Bouwaanvraag fase 2 Na de goedkeurig van deel één wordt in augustus 2006 de offerte voor fase twee ingediend. Deze wordt op last van de brandweer afgewezen. In september krijgen Maria en de architect hierover bericht. De opmerkingen van de brandweer zijn echter niet duidelijk voor de architect. Hij adviseert Maria contact op te nemen met Prevent IVG. Deze stellen een rapport op ten aanzien van de brandveiligheid. Door inschakeling van deze hulptroepen loopt het proces vertraging op. Later blijkt echter dat de gemeente besloten heeft de aanvraag zes weken te verdagen door het ontbreken van de gevraagde gegevens. Ook in die periode komen de architect en de brandweer er niet uit. De door de brandweer gevraagde aanpassingen hebben betrekking op regels die voor meerdere interpretaties vatbaar zijn. ‘Op een gegeven moment weet je niet meer waarop welke regel van toepassing is, want het spreekt elkaar allemaal tegen’, merkt Maria hierover op. Na jarenlange administratieve rompslomp ontvangen Maria en Stijn de langverwachte beschikking voor goedkeuring van de tweede fase. Inmiddels zijn ze vier jaar en veertien duizend euro verder zonder een baksteen aangeschaft te hebben. Maria voelt zich onbegrepen en tegengewerkt in haar passie.

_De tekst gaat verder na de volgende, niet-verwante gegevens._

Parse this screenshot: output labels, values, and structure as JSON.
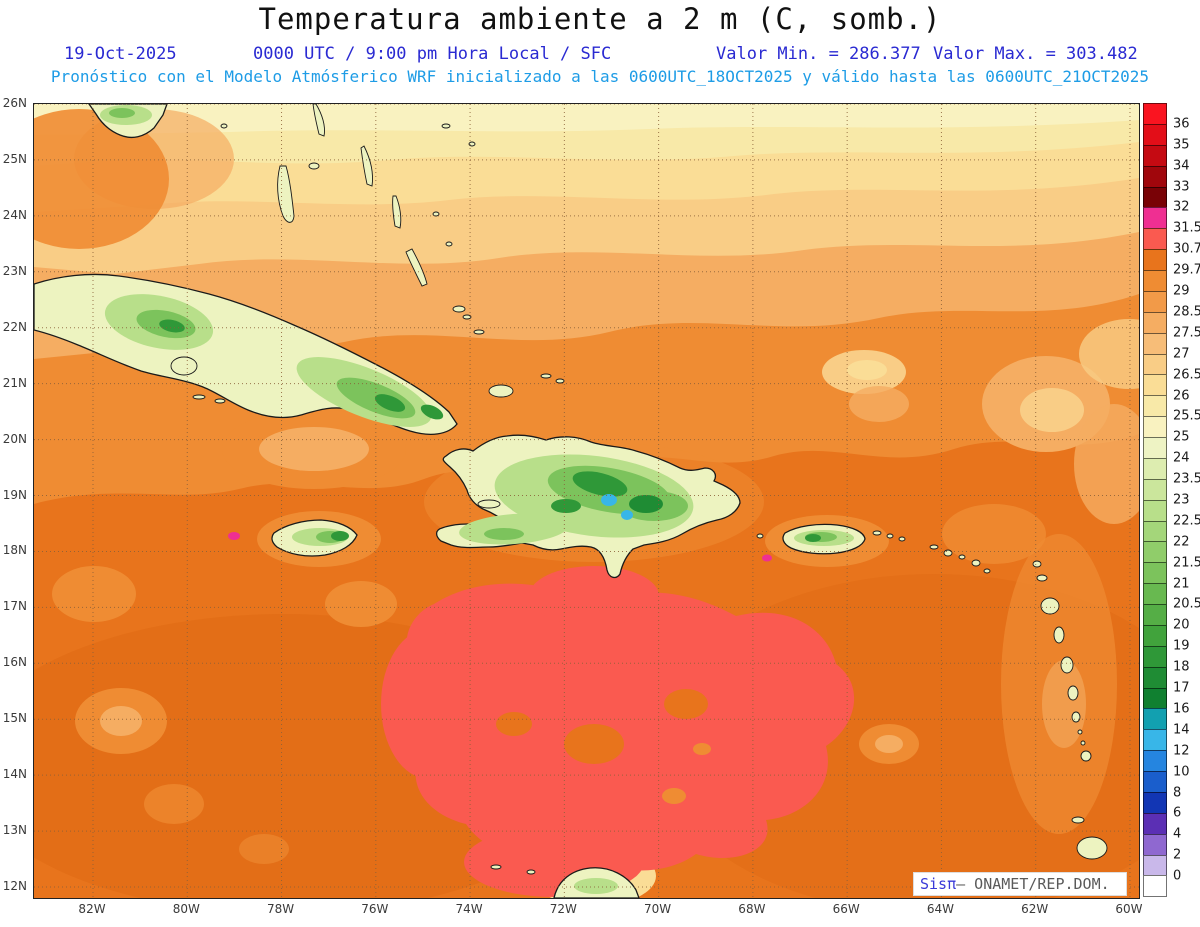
{
  "header": {
    "title": "Temperatura ambiente a 2 m (C, somb.)",
    "date": "19-Oct-2025",
    "time": "0000 UTC / 9:00 pm Hora Local / SFC",
    "min_label": "Valor Min. = 286.377",
    "max_label": "Valor Max. = 303.482",
    "forecast_line": "Pronóstico con el Modelo Atmósferico WRF inicializado a las 0600UTC_18OCT2025 y válido hasta las  0600UTC_21OCT2025"
  },
  "watermark": {
    "brand": "Sisπ",
    "source": "– ONAMET/REP.DOM."
  },
  "colors": {
    "title": "#111111",
    "header_blue": "#2a2ad2",
    "header_cyan": "#1e9ce6",
    "axis": "#3a3a3a",
    "grid": "#8a6038",
    "frame": "#222222",
    "watermark_brand": "#3a3ad8",
    "watermark_text": "#5a5a5a"
  },
  "chart_data": {
    "type": "heatmap",
    "title": "Temperatura ambiente a 2 m (C, somb.)",
    "date": "19-Oct-2025",
    "valid_time": "0000 UTC / 9:00 pm Hora Local / SFC",
    "value_min": 286.377,
    "value_max": 303.482,
    "model_info": "Pronóstico con el Modelo Atmósferico WRF inicializado a las 0600UTC_18OCT2025 y válido hasta las 0600UTC_21OCT2025",
    "x_ticks": [
      "82W",
      "80W",
      "78W",
      "76W",
      "74W",
      "72W",
      "70W",
      "68W",
      "66W",
      "64W",
      "62W",
      "60W"
    ],
    "y_ticks": [
      "26N",
      "25N",
      "24N",
      "23N",
      "22N",
      "21N",
      "20N",
      "19N",
      "18N",
      "17N",
      "16N",
      "15N",
      "14N",
      "13N",
      "12N"
    ],
    "colorbar": {
      "boundary_labels": [
        "36",
        "35",
        "34",
        "33",
        "32",
        "31.5",
        "30.7",
        "29.7",
        "29",
        "28.5",
        "27.5",
        "27",
        "26.5",
        "26",
        "25.5",
        "25",
        "24",
        "23.5",
        "23",
        "22.5",
        "22",
        "21.5",
        "21",
        "20.5",
        "20",
        "19",
        "18",
        "17",
        "16",
        "14",
        "12",
        "10",
        "8",
        "6",
        "4",
        "2",
        "0"
      ],
      "cell_colors": [
        "#fa1420",
        "#e30e18",
        "#c50a12",
        "#a0060c",
        "#790206",
        "#ef2f92",
        "#fa5a50",
        "#e8741c",
        "#ef8c33",
        "#f29a48",
        "#f5ad62",
        "#f7bd78",
        "#f9cd86",
        "#fadd96",
        "#f8e9a8",
        "#f9f2c0",
        "#eef3c4",
        "#ddedb0",
        "#cbe69c",
        "#b8df8a",
        "#a4d67a",
        "#90cd6a",
        "#7cc35c",
        "#68b950",
        "#55ae46",
        "#41a33c",
        "#2f9838",
        "#1f8c34",
        "#108030",
        "#12a0b0",
        "#38b6e8",
        "#2585e0",
        "#1a5ecc",
        "#1236b4",
        "#5b2fb4",
        "#8f68d0",
        "#c9b8ea",
        "#ffffff"
      ]
    },
    "palette": {
      "base": "#e8741c",
      "base_dark": "#df6a14",
      "mid": "#ef8c33",
      "light": "#f5ad62",
      "pale": "#f9cd86",
      "yellow": "#fadd96",
      "pale_yellow": "#f8e9a8",
      "cream": "#f9f2c0",
      "hot_red": "#fa5a50",
      "magenta": "#ef2f92",
      "land": "#edf3c0",
      "green_light": "#b8df8a",
      "green": "#7cc35c",
      "green_dark": "#2f9838",
      "green_deep": "#1f8c34",
      "lake": "#38b6e8",
      "coast": "#1a1a1a"
    }
  }
}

Kafkaonderzoek In maart 2007 heeft het ‘functioneringsgesprek’ voor dit onderzoek plaatsgevonden. Aanwezig waren Maria en Stijn, de betrokken ambtenaren en wethouder van de gemeente, de brandweercommandant, een vertegenwoordiger van de Vereniging Bouw- en Woningtoezicht en iemand van het ministerie VROM.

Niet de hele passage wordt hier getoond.